Almighty Bob via Digitalmars-d digitalmars-d at puremagic.com
Thu Mar 19 17:28:23 PDT 2015


On Thursday, 19 March 2015 at 23:02:07 UTC, w0rp wrote:
>
>>
>> No it doesn't. The private bits are still private, the public 
>> bits are still public.
>>
>> All it does is complicate the user side.
>>
>> Its the emperor's new clothes.
>
> It's not possible to construct a voldemort type outside of the 
> function where it was declared, and you can't know what that 
> type is, just what the API is. You can force type deduction so 
> the type returned can be changed without breaking code, so long 
> as the API is the same. That's how it increases encapsulation.

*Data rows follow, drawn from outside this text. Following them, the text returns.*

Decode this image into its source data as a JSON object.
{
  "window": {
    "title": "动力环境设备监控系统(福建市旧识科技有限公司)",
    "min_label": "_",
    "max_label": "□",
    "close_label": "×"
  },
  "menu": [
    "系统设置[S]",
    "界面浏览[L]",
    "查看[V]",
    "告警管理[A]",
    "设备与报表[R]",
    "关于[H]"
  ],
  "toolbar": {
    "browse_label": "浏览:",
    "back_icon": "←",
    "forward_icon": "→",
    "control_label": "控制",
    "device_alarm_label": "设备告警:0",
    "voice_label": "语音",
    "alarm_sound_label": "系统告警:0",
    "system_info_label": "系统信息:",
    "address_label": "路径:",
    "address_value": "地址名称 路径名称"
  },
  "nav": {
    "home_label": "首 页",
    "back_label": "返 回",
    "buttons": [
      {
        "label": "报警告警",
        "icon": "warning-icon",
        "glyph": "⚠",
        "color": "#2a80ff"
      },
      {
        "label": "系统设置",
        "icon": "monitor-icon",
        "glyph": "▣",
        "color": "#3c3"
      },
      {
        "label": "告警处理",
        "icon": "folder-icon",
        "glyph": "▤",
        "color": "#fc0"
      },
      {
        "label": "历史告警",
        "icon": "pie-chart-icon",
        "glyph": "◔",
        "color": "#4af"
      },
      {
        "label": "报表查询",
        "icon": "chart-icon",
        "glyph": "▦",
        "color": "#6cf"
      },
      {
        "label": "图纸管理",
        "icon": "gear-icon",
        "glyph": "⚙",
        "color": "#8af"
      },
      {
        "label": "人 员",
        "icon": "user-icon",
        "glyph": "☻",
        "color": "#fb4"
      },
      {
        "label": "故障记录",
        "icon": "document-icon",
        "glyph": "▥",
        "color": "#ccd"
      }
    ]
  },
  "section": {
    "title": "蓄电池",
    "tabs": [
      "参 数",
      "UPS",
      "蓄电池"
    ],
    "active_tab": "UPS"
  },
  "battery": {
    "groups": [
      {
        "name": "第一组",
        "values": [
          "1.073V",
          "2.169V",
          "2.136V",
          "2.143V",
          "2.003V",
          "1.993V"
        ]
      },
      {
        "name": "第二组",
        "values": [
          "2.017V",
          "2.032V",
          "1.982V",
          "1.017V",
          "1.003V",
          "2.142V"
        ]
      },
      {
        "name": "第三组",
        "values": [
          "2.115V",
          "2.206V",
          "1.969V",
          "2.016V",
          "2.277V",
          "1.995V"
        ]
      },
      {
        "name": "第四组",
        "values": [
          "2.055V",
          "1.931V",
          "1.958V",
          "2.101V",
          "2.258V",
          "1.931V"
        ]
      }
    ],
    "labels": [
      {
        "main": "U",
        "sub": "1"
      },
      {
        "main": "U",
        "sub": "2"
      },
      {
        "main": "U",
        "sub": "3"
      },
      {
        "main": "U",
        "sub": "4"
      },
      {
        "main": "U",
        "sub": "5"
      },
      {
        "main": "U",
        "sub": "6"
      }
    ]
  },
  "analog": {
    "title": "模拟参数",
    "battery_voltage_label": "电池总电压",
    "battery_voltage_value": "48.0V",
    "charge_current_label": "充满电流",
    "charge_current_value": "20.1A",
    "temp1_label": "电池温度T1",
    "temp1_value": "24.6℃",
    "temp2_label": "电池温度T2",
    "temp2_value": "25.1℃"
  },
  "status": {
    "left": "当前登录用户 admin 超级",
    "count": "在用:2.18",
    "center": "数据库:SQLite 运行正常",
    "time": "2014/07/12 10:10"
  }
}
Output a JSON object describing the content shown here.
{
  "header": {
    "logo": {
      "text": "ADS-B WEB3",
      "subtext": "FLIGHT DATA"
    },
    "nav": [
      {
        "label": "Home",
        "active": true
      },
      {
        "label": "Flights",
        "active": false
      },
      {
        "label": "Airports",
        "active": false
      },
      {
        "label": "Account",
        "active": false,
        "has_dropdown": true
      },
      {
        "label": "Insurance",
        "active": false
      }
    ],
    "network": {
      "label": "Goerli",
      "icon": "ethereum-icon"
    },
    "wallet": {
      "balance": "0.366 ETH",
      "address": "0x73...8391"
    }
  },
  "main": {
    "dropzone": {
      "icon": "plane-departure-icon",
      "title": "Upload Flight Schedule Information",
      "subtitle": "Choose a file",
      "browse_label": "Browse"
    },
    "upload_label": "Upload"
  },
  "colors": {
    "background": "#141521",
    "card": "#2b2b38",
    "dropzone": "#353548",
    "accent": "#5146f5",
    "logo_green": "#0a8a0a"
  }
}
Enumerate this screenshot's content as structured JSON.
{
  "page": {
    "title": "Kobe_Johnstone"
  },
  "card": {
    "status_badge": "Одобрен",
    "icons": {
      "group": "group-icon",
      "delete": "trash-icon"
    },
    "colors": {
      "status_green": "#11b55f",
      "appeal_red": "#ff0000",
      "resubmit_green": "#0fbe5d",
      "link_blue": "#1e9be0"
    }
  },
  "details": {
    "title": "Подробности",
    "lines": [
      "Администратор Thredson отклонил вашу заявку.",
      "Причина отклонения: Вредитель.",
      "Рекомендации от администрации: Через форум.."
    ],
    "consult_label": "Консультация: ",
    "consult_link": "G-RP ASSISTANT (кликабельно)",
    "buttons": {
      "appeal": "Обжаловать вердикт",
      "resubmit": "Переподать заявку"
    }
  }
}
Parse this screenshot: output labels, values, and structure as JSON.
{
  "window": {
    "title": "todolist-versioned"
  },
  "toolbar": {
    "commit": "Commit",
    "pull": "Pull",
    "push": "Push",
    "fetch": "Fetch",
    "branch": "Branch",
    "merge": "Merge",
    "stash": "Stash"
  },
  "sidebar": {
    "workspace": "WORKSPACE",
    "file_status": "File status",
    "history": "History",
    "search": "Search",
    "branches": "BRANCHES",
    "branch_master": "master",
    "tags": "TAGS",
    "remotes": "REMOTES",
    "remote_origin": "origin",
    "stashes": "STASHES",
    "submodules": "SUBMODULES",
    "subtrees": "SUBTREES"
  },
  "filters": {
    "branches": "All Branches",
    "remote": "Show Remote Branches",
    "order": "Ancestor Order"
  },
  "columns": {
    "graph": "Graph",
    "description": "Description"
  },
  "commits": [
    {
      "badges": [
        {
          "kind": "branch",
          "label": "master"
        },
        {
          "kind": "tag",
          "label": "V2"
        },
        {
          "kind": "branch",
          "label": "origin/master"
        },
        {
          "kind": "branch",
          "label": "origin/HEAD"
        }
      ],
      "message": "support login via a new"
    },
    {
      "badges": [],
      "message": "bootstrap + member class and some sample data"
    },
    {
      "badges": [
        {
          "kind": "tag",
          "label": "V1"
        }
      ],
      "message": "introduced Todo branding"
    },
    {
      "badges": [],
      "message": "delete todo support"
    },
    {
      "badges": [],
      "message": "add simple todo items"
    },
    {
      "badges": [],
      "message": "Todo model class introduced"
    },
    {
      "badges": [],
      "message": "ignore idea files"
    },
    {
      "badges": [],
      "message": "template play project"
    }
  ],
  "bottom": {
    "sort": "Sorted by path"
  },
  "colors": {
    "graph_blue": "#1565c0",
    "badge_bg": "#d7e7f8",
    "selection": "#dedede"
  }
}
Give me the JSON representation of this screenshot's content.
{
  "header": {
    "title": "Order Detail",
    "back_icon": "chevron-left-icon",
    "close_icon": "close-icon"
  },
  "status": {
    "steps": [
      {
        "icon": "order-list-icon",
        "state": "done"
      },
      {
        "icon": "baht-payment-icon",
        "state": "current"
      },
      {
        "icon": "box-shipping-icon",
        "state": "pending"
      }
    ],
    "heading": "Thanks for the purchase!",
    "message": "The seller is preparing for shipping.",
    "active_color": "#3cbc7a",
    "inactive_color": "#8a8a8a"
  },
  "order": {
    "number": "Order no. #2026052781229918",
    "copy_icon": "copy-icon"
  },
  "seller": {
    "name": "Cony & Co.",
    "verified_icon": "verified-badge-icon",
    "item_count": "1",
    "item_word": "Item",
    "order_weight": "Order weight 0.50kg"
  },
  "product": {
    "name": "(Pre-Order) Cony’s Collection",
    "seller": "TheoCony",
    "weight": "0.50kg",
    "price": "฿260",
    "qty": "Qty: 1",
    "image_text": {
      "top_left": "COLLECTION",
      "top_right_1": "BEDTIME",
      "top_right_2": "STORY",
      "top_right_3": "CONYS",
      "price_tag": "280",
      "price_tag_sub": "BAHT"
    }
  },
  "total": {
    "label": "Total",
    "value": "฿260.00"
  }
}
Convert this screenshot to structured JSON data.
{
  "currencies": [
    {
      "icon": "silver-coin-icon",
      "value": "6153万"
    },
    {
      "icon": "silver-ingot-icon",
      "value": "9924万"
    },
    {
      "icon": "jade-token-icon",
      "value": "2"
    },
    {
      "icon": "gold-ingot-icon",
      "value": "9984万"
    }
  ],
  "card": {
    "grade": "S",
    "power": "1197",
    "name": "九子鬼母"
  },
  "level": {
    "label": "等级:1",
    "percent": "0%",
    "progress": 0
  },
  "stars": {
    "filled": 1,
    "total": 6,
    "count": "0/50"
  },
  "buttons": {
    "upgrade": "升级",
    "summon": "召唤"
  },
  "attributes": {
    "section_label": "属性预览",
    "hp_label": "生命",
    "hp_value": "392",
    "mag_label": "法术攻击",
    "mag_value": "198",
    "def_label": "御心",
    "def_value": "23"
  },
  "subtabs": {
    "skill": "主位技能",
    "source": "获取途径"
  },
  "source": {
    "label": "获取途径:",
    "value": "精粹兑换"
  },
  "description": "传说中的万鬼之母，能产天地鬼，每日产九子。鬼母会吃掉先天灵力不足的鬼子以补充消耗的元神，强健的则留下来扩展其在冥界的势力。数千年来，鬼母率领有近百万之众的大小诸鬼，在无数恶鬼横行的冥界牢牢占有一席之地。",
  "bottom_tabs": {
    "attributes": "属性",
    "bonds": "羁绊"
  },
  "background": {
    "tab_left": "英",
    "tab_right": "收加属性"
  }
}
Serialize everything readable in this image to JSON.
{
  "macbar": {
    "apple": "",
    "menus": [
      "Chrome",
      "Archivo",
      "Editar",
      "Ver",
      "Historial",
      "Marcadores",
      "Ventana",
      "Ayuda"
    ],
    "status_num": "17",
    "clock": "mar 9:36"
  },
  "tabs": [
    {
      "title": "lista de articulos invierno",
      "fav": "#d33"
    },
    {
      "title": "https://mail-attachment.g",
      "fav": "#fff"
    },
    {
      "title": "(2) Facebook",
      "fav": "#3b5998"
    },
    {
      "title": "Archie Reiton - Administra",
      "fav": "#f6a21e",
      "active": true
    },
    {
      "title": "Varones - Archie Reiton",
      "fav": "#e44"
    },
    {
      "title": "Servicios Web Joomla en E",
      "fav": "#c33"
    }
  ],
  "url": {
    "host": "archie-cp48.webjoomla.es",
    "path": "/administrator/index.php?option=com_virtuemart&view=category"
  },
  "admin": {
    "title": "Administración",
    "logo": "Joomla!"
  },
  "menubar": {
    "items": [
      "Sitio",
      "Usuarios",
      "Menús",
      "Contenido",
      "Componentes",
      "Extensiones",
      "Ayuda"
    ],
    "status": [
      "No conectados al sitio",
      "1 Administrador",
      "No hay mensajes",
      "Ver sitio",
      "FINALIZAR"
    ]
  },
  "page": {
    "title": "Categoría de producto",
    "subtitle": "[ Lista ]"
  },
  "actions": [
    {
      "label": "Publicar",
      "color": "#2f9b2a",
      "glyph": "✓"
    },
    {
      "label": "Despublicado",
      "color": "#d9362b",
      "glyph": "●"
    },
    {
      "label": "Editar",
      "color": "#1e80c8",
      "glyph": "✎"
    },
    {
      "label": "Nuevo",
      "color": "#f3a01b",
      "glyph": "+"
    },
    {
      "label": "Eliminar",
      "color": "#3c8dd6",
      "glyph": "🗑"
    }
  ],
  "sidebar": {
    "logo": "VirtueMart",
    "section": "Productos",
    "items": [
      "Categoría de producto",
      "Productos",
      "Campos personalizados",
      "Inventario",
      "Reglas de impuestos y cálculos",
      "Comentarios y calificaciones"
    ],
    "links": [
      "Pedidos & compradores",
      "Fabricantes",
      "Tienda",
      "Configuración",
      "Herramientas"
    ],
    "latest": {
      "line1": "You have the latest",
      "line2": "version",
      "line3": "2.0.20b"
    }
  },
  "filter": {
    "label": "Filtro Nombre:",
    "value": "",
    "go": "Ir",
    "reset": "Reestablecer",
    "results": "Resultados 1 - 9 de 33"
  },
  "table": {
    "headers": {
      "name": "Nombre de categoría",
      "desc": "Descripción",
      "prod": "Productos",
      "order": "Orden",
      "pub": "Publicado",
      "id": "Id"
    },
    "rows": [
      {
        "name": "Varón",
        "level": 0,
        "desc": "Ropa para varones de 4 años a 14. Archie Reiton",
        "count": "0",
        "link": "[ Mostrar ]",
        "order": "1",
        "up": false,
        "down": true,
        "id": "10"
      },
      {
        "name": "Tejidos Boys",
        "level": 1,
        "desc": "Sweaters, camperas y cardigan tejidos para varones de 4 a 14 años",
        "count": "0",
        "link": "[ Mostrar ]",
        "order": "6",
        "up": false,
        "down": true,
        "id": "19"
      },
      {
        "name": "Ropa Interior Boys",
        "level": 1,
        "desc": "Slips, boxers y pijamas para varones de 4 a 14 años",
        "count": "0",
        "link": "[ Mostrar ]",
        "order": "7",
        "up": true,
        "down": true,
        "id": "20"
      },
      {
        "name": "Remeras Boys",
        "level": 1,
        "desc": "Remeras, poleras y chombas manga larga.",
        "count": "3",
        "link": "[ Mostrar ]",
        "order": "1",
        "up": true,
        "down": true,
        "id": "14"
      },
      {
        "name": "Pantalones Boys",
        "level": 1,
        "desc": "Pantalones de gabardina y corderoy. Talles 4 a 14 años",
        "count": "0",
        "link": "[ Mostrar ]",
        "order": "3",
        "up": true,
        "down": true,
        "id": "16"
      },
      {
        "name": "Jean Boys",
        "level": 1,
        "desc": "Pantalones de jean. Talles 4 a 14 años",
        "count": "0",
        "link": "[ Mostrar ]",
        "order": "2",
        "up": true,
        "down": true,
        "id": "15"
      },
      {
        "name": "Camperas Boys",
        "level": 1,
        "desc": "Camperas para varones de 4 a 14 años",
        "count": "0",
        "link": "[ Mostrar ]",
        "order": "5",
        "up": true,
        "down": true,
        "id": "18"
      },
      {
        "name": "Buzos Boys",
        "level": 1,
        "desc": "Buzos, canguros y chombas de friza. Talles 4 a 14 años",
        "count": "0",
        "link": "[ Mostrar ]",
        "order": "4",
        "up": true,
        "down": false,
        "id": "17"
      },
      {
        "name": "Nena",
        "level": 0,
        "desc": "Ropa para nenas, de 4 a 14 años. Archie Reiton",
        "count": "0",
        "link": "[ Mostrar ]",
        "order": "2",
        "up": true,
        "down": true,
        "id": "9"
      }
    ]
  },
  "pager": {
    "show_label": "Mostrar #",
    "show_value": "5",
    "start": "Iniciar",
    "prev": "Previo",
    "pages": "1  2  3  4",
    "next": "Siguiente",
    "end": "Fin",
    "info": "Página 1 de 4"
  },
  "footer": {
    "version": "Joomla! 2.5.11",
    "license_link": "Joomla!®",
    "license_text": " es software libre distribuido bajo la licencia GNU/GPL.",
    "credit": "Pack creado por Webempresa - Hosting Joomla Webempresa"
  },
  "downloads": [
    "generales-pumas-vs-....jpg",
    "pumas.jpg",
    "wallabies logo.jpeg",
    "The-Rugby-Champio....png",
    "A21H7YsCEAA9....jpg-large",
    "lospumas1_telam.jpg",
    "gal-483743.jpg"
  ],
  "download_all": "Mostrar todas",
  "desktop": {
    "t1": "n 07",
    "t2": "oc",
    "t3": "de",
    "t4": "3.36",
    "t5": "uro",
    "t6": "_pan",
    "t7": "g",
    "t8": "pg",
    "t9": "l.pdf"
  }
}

Ok I can see the benefit of having a return type that can only be 
constructed by the function returning it. ***In some cases***

But being able to change the return type doesnt actualy increase 
encapsulation. you still have to return something with the same 
public API. Only now you have ***less*** guarantees over what 
your getting than you did before. Could be an array could be a 
linked list. Who knows?

Maybe I'm a bit long in the tooth but for something like 
cvsReader I want an array of records, there's isnt anything else 
that would ever make any sense. So the idea that I now how to 
jump through hoops to keep hold of whatever that function 
returns, just in case some divvy might want change what kind of 
structure it returns one day, is frankly absurd.